There were several other scenes, such as the flashback of how Stewart was injured which clearly differentiate from the main panel work by using black backgrounds and rounding the panel corners to create a different feel to the page layout. The art also takes a turn once the building collapses, and suddenly the bright. vibrant colours shift to a dustier, dirtier colouring to reflect the explosion’s aftermath. The way the downloading process is done is kind of strange; it’s difficult to hold judgement until we know more about the powers.
It’s hard to really give an over-arching perspective on the issue, but I suppose that’s why I’m paid the big bucks.
Considering this is a new creation, you have to take it as such and really give the book time to develop its foundation. With that said, the book jumps right into telling us the origin story of the man and his heroic efforts before christening him a superhero. The main character, Stewart Trautman, was a Captain in the United States military who was injured during his tour in Afghanistan. Left paralyzed from the waste down, Stewart readjusted to his life outside the military, and is now an astronomy lecturer at the fictional Caldon University.
I felt the book characterized the two dynamics of perception felt between the disabled, and the on-looker. At one point Trautman is in the campus library and tries to reach a book from his chair. With it minutely out of his reach, one of his colleagues grabs it for him. In the panel, it’s clear Trautman is perfectly capable of getting the book, but the colleague smugly steps in to help him. It touches upon the reality some people with physical disabilities face, namely anyone who feels that smug compulsion or false sense of obligation to help a disabled person when THEY feel the person needs it. That sentiment is reflected in the following panel, where Trautman makes it clear he’s not helpless, and can do things on his own.
I’m not sure what to make of the character as a whole yet. It’s not clear what Soldier Zero’s purpose is, only that the “suit” can be transferred from one person to another, as we saw once Stewart downloaded the powers from the alien(?). The origin story itself feels like a mixture of several comic book creations, some created by Lee himself, and some less so. The suit is comparable to the Iron Man costume, only it’s based on alien technology as opposed to human science. I’d say the suit is almost too reminiscent to that character, if not for slight modifications to the suit’s design. The origin story functions like any other, explaining first who the man is, and then telling us how he got his powers. It’s explained pretty quickly, but clear enough that I understand his motivations and who he is.

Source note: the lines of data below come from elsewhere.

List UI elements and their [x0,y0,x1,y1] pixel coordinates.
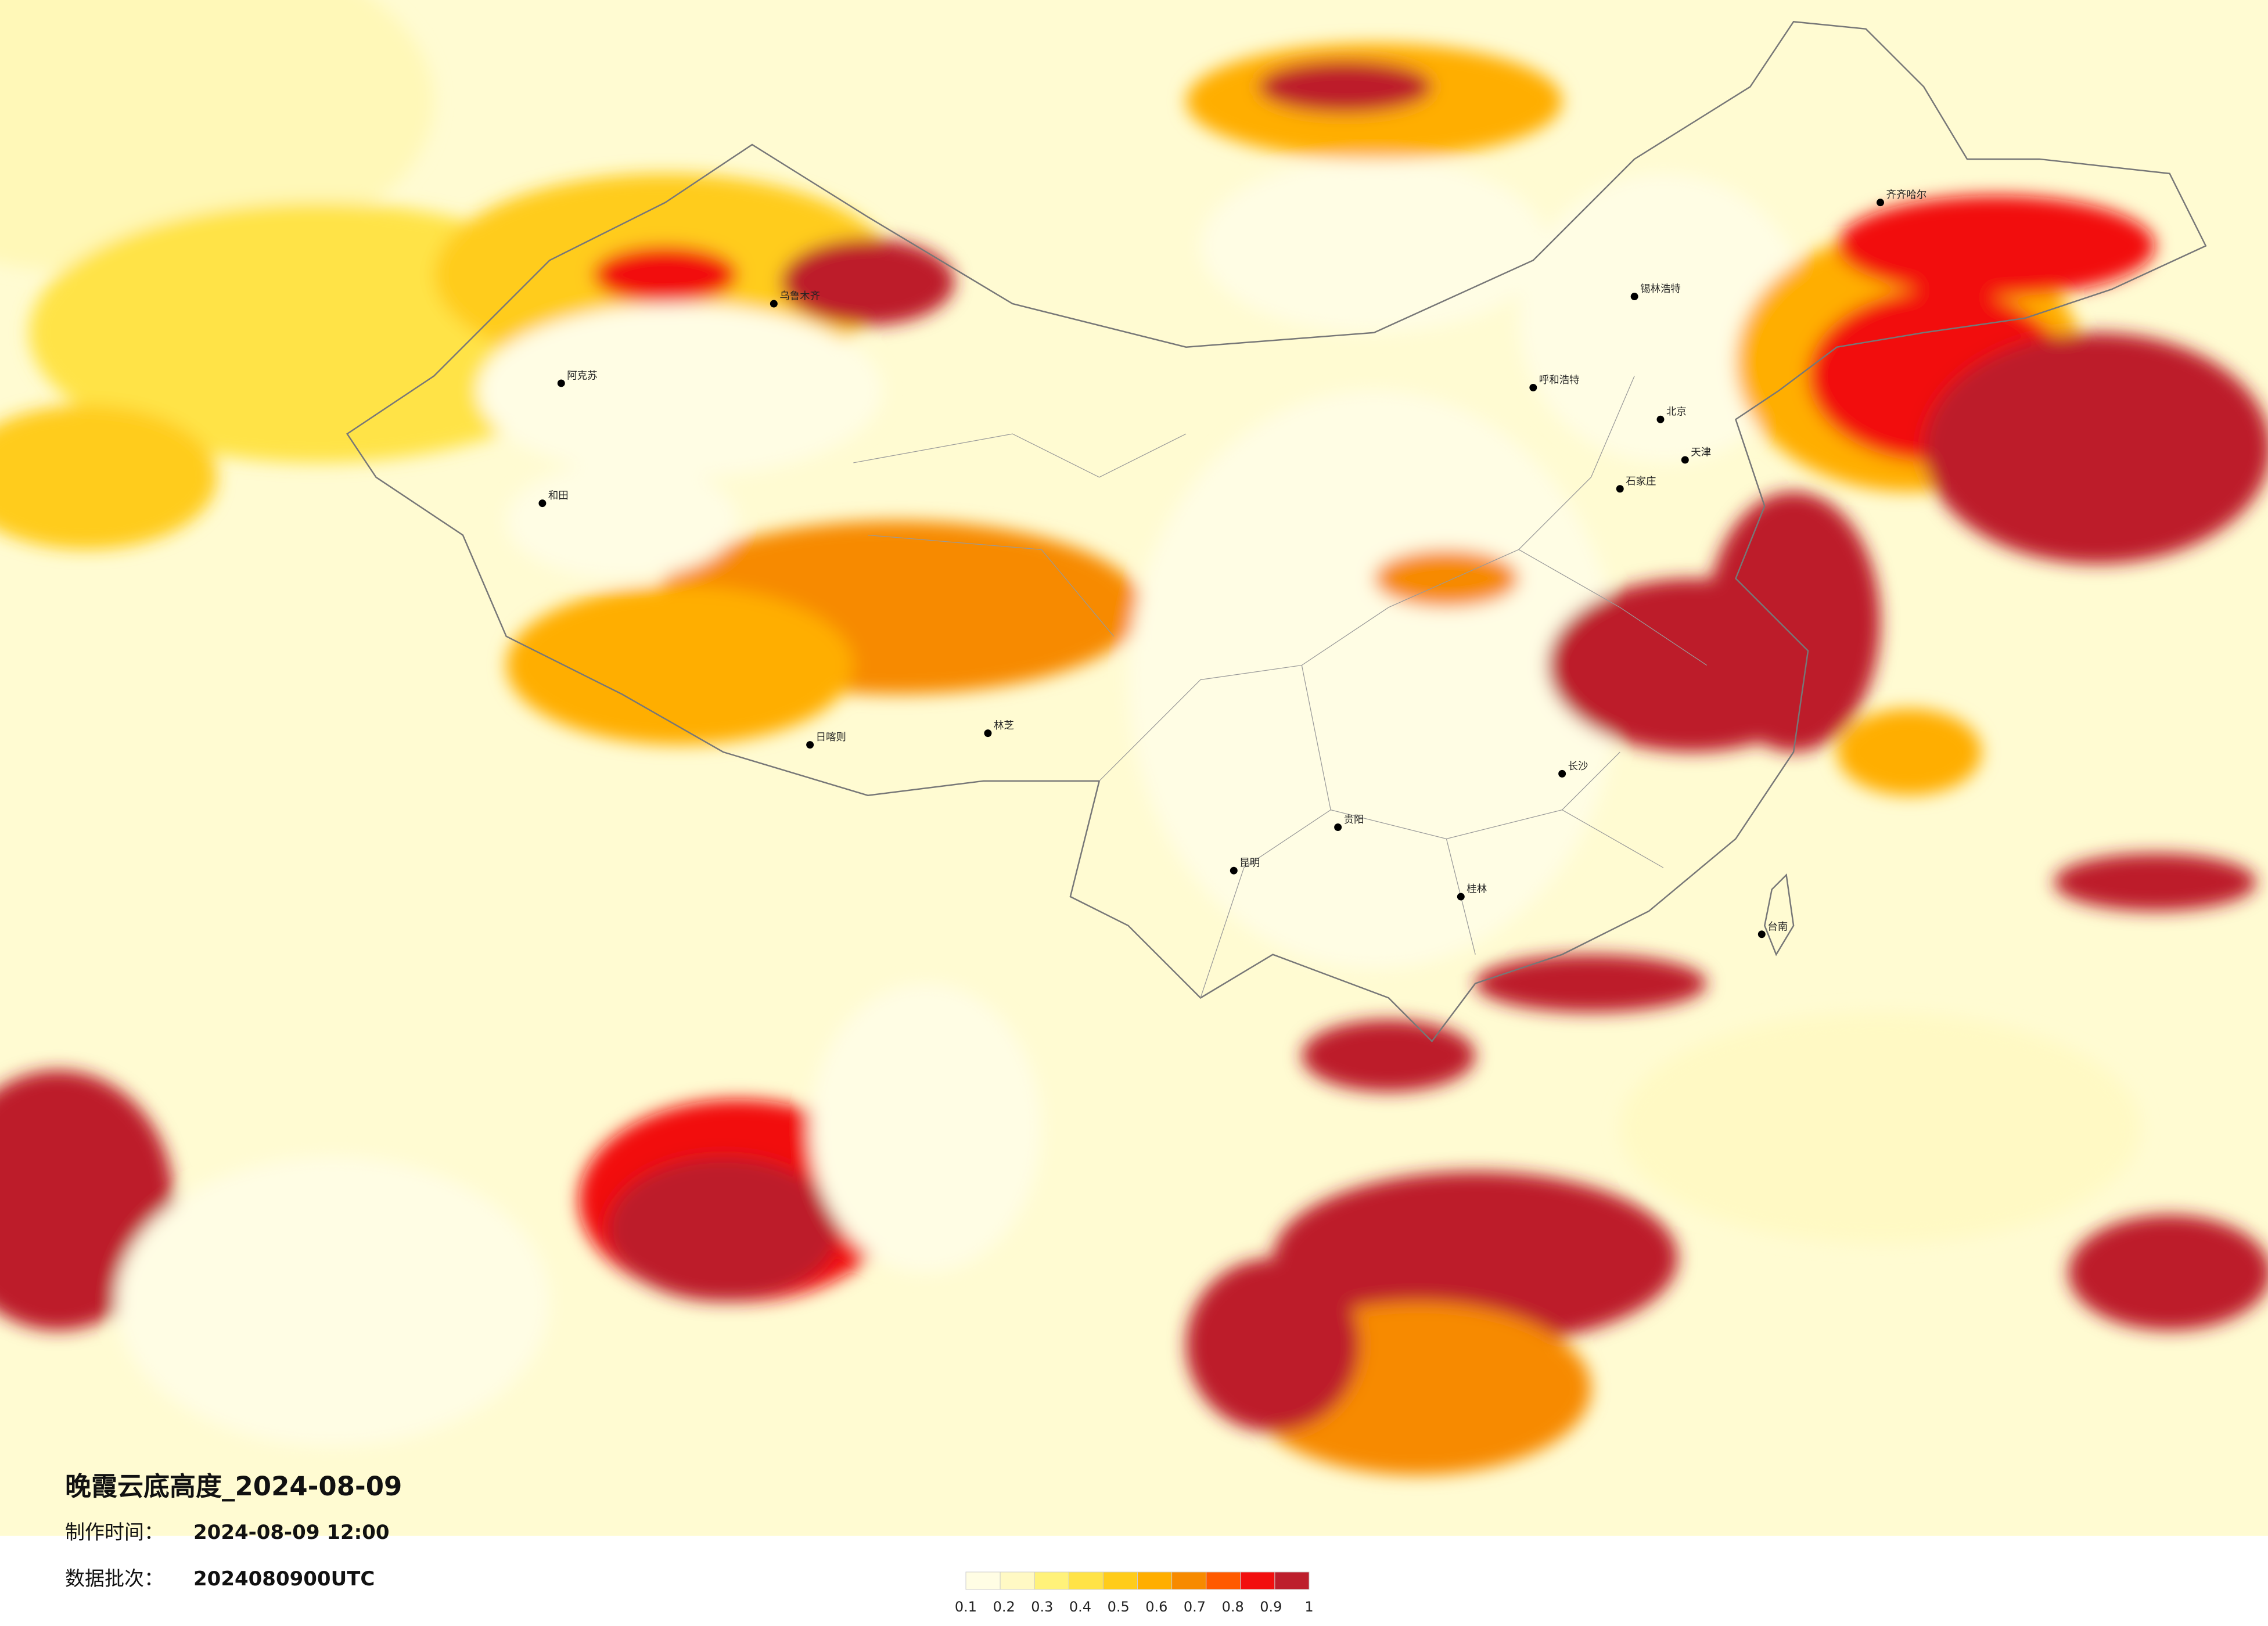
colorbar-swatch [1171,1571,1207,1590]
city-dot [1757,930,1766,938]
city-label: 呼和浩特 [1539,375,1580,386]
city-label: 和田 [548,490,569,502]
city-label: 桂林 [1467,884,1487,895]
colorbar-swatch [1068,1571,1104,1590]
city-dot [984,729,992,738]
country-border [346,21,2207,1042]
colorbar: 0.1 0.2 0.3 0.4 0.5 0.6 0.7 0.8 0.9 1 [955,1571,1314,1615]
colorbar-tick-label: 1 [1304,1599,1313,1615]
city-dot [1230,866,1238,875]
made-time: 2024-08-09 12:00 [193,1521,390,1544]
colorbar-swatch [1102,1571,1138,1590]
city-label: 日喀则 [816,732,846,743]
city-label: 乌鲁木齐 [779,291,820,303]
batch-value: 2024080900UTC [193,1567,375,1591]
city-label: 台南 [1767,921,1788,933]
city-dot [1334,823,1342,831]
city-dot [1558,769,1566,778]
map-title: 晚霞云底高度_2024-08-09 [65,1471,402,1502]
colorbar-tick-label: 0.1 [955,1599,977,1615]
city-dot [1529,383,1537,391]
colorbar-tick-label: 0.4 [1069,1599,1091,1615]
city-dot [1616,485,1624,493]
colorbar-swatch [1137,1571,1173,1590]
city-label: 齐齐哈尔 [1886,189,1926,201]
colorbar-swatch [1240,1571,1275,1590]
city-dot [538,499,547,508]
city-dot [1630,293,1638,301]
colorbar-tick-label: 0.3 [1031,1599,1053,1615]
batch-label: 数据批次： [65,1567,164,1591]
city-dot [557,379,565,387]
colorbar-tick-label: 0.8 [1222,1599,1244,1615]
city-dot [1681,456,1689,464]
city-label: 昆明 [1239,858,1260,869]
colorbar-swatch [1034,1571,1069,1590]
city-label: 阿克苏 [567,370,597,382]
city-label: 北京 [1666,406,1687,418]
city-dot [806,741,814,749]
colorbar-swatch [1274,1571,1310,1590]
made-label: 制作时间： [65,1521,164,1544]
taiwan [1763,873,1795,956]
city-dot [1656,415,1665,423]
city-dot [1457,893,1465,901]
cloud-field [0,0,2268,1476]
colorbar-tick-label: 0.6 [1145,1599,1167,1615]
city-label: 天津 [1691,447,1711,458]
colorbar-swatch [1206,1571,1241,1590]
colorbar-swatch [1000,1571,1035,1590]
colorbar-tick-label: 0.5 [1108,1599,1130,1615]
city-label: 锡林浩特 [1640,283,1681,295]
colorbar-tick-label: 0.7 [1184,1599,1206,1615]
city-dot [1877,199,1884,207]
colorbar-tick-label: 0.9 [1260,1599,1282,1615]
city-label: 贵阳 [1344,814,1364,826]
colorbar-swatch [965,1571,1001,1590]
city-label: 长沙 [1568,761,1588,772]
city-dot [770,300,778,308]
city-label: 石家庄 [1626,476,1656,487]
city-label: 林芝 [994,720,1014,732]
colorbar-tick-label: 0.2 [993,1599,1015,1615]
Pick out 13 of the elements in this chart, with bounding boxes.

This two-part origin can accurately be described as part Daredevil, part Green Lantern. In Soldier Zero, Stewart has an accident, suffers a disability and then moves forward and lives with that condition. Like Matt Murdock, he doesn’t let that stop him from leading a regular life-like anyone else. Where his powers are concerned, an alien crash lands on earth near him, and then has their powers downloaded to Stewart. I’m a little concerned about the similarities to those origins, feeling those are the striking similarities Soldier Zero will have to contend with and continuously be compared to. Because of that, I think the book is going to have a hard time standing up on its own merits. How well this book does in the long-term will depend on how the supporting cast develops around Stewart and what kind of issues the book tackles ranging from social to political, and what it does to differentiate itself. There is potential here, but it’s hard to say at this point.
This was a good first entry. It wasn’t mind blowing by any means, but was quite solid in how the story was told, how the characterizations developed, and offered glimpses into potential stories. The first of Stan Lee’s latest creations appears to have some potential, and this wasn’t even the one I was most interested in. It may have lacked 1960s styled Batman pows, booms, and biffs, but it looks promising.